Bert Solomon
- Born: Bert Solomon 8 March 1885 Redruth, Cornwall
- Died: 30 June 1961 (aged 76) Redruth, Cornwall
- School: Trewirgie School

Rugby union career
- Position: Wing/Centre

Senior career
- Years: Team / Apps / (Points)
- 1903-10: Redruth RFC
- 1904-09: Cornwall / 26

International career
- Years: Team / Apps / (Points)
- 1910: England / 1 / (3)
- Medal record
Men's rugby union
Representing Great Britain
Olympic Games
| Silver medal – second place | 1908 London | Team competition |

= Bert Solomon =

England international rugby union player

Bert Solomon (8 March 1885 - 30 June 1961) was a Cornish rugby union player who competed in the 1908 Summer Olympics at White City Stadium, London.
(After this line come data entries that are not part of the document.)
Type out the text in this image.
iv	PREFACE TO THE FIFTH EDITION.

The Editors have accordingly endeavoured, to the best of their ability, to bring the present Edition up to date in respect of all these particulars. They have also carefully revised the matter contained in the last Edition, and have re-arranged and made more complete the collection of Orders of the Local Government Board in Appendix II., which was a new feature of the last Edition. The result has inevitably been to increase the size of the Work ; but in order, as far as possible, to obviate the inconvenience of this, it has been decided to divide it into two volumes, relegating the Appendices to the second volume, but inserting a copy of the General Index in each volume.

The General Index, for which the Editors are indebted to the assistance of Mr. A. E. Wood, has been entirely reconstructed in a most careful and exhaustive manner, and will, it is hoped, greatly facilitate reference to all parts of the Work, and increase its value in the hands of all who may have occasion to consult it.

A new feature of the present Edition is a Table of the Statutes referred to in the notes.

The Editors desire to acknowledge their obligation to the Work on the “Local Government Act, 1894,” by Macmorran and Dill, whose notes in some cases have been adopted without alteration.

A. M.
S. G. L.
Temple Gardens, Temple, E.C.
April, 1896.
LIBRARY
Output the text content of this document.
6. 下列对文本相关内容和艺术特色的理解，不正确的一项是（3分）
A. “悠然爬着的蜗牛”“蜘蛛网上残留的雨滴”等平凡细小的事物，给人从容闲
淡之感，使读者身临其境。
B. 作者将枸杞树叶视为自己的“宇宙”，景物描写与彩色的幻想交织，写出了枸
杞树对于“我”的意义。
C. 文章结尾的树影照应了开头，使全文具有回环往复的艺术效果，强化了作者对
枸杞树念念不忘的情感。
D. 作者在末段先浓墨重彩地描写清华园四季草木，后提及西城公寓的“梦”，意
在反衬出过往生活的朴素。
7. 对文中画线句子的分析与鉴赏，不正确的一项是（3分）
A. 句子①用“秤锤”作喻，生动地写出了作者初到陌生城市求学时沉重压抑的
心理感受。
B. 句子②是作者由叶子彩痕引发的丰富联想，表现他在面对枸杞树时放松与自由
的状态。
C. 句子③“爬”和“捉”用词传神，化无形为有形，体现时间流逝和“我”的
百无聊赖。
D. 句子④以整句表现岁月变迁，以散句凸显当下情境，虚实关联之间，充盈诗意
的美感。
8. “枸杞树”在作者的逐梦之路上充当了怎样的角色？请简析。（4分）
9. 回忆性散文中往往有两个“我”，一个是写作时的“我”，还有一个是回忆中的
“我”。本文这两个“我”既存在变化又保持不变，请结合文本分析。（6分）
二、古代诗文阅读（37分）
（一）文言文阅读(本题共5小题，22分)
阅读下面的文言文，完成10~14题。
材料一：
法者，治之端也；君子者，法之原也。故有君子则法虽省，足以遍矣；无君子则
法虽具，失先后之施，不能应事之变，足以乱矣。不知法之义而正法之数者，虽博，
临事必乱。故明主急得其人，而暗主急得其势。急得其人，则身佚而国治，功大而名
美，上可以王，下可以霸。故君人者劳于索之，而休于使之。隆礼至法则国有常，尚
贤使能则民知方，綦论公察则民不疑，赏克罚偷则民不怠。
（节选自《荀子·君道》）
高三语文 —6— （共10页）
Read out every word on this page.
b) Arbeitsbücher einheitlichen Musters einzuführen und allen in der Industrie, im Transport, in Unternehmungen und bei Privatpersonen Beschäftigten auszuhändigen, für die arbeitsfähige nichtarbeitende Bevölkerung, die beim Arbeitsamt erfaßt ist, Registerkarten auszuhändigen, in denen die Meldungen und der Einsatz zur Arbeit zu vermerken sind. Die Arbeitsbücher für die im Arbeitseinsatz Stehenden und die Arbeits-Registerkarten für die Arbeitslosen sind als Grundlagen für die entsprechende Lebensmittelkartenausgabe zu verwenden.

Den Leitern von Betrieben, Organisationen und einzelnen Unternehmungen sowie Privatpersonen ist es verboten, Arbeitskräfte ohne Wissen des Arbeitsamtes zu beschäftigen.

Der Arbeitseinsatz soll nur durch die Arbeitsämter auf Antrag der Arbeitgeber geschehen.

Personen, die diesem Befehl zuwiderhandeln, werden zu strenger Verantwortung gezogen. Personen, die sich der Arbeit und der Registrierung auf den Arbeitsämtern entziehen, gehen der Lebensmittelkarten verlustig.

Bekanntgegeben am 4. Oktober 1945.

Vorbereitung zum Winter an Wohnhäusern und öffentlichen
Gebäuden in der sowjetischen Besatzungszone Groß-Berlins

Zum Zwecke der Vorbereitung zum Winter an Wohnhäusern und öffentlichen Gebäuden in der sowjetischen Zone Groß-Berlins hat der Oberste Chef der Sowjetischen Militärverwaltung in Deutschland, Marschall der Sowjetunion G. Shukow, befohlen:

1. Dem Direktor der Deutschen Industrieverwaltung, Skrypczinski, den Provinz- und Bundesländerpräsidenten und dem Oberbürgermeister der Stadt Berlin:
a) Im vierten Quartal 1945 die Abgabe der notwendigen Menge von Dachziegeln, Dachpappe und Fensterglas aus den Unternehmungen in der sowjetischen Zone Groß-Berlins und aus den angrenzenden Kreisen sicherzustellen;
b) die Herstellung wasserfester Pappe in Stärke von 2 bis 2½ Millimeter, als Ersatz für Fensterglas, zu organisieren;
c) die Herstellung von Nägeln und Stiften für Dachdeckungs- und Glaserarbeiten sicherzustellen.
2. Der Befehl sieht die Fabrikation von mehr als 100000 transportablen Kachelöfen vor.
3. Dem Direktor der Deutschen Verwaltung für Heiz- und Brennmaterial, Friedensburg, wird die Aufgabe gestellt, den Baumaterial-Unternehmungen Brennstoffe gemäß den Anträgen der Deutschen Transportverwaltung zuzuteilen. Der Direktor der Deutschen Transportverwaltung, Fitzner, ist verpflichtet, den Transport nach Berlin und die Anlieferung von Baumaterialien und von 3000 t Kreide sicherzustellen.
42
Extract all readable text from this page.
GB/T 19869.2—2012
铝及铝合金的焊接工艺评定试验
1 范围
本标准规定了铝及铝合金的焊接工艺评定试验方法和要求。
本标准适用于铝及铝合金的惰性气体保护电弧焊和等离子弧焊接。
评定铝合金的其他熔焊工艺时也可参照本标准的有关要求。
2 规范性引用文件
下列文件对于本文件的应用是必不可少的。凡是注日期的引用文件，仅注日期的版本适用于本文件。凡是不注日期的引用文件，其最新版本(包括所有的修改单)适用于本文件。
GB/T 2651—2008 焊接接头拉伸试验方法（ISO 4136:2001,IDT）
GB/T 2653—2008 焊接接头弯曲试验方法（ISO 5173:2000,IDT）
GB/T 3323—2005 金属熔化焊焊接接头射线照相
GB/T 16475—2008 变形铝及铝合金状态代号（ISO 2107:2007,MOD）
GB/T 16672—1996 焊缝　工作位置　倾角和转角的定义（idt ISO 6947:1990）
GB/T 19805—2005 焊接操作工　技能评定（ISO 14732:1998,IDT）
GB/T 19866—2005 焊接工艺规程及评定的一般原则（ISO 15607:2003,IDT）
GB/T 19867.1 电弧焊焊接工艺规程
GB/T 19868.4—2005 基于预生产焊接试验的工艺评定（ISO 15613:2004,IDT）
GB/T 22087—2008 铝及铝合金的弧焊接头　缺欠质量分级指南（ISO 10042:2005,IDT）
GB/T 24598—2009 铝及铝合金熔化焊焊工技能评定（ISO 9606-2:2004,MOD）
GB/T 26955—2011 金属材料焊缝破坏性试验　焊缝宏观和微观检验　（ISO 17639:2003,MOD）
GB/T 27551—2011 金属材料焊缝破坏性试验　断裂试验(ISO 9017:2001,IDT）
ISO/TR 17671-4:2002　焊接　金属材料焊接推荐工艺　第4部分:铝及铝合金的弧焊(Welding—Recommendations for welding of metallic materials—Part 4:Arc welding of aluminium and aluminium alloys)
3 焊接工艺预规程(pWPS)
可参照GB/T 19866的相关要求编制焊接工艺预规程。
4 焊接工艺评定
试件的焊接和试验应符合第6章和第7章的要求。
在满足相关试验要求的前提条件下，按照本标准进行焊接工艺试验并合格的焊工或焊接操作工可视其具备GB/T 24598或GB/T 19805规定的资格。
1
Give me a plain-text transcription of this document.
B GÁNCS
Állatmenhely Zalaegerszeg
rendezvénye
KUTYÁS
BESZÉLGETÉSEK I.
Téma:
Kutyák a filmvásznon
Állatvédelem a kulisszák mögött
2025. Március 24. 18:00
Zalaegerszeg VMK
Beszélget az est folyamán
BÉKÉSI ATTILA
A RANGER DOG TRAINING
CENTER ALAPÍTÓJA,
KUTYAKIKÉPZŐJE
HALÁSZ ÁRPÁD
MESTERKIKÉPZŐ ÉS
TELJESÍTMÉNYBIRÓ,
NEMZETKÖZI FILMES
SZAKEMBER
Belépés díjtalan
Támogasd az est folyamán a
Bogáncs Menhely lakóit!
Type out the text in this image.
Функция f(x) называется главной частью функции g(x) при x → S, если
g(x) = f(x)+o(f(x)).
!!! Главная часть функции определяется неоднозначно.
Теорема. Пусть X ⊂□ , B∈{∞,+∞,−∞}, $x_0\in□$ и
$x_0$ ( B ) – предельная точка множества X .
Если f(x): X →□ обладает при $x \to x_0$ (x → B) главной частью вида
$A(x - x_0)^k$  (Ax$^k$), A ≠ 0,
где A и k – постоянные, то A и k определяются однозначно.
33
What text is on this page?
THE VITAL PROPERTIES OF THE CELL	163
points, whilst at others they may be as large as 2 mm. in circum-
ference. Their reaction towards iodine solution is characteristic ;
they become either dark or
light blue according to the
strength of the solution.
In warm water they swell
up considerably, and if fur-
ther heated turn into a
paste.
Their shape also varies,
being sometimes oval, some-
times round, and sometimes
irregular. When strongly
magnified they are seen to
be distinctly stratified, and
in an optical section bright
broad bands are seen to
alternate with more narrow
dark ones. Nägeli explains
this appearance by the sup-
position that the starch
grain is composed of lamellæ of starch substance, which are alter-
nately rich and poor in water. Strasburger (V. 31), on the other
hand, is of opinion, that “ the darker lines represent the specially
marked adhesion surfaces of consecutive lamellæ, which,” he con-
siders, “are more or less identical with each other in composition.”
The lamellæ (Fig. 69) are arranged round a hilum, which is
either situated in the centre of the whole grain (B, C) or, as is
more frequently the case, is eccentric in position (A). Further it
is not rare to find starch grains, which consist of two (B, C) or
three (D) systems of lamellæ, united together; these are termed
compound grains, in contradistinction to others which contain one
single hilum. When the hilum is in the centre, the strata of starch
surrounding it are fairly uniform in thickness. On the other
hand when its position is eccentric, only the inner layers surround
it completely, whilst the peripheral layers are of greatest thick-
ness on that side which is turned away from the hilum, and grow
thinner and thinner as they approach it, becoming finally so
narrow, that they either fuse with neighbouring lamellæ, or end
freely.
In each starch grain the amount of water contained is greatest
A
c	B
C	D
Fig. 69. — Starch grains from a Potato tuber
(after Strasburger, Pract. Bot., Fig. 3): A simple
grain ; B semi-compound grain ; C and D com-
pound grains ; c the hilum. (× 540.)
He played for Redruth R.F.C. and was capped 26 times for Cornwall.

He was a member of the Cornwall rugby union team, which on 26 October 1908 won the Olympic silver medal for Great Britain. He also played for Cornwall in the County Championship final match against Durham that same year at Redruth, scoring twice in a famous 17-3 victory, Bert was capped by England against Wales in 1910, the first year Twickenham opened and scored a wonderful individual try in an 11-6 win. Although being selected for further matches against Scotland, Ireland, and France, he declined and also declined an invitation to tour with the British and Irish Lions in 1908 to Australia and New Zealand. Around the same time, it was reported that he refused 400 golden sovereigns to sign for a Rugby league team in the north of England.

In 1910, when he was just 25 years old and in his prime, Bert Solomon hung his boots up, and a legend was created.

It is also reported that Bert was a solitary character who liked nothing better than his pigeons. Sometimes, he refused to play for Redruth if his pigeons were still out, and he often had to be coaxed into playing. Such was his skill that he apparently made a difference of 1000 people on a crowd.

A book has been published regarding his life and career.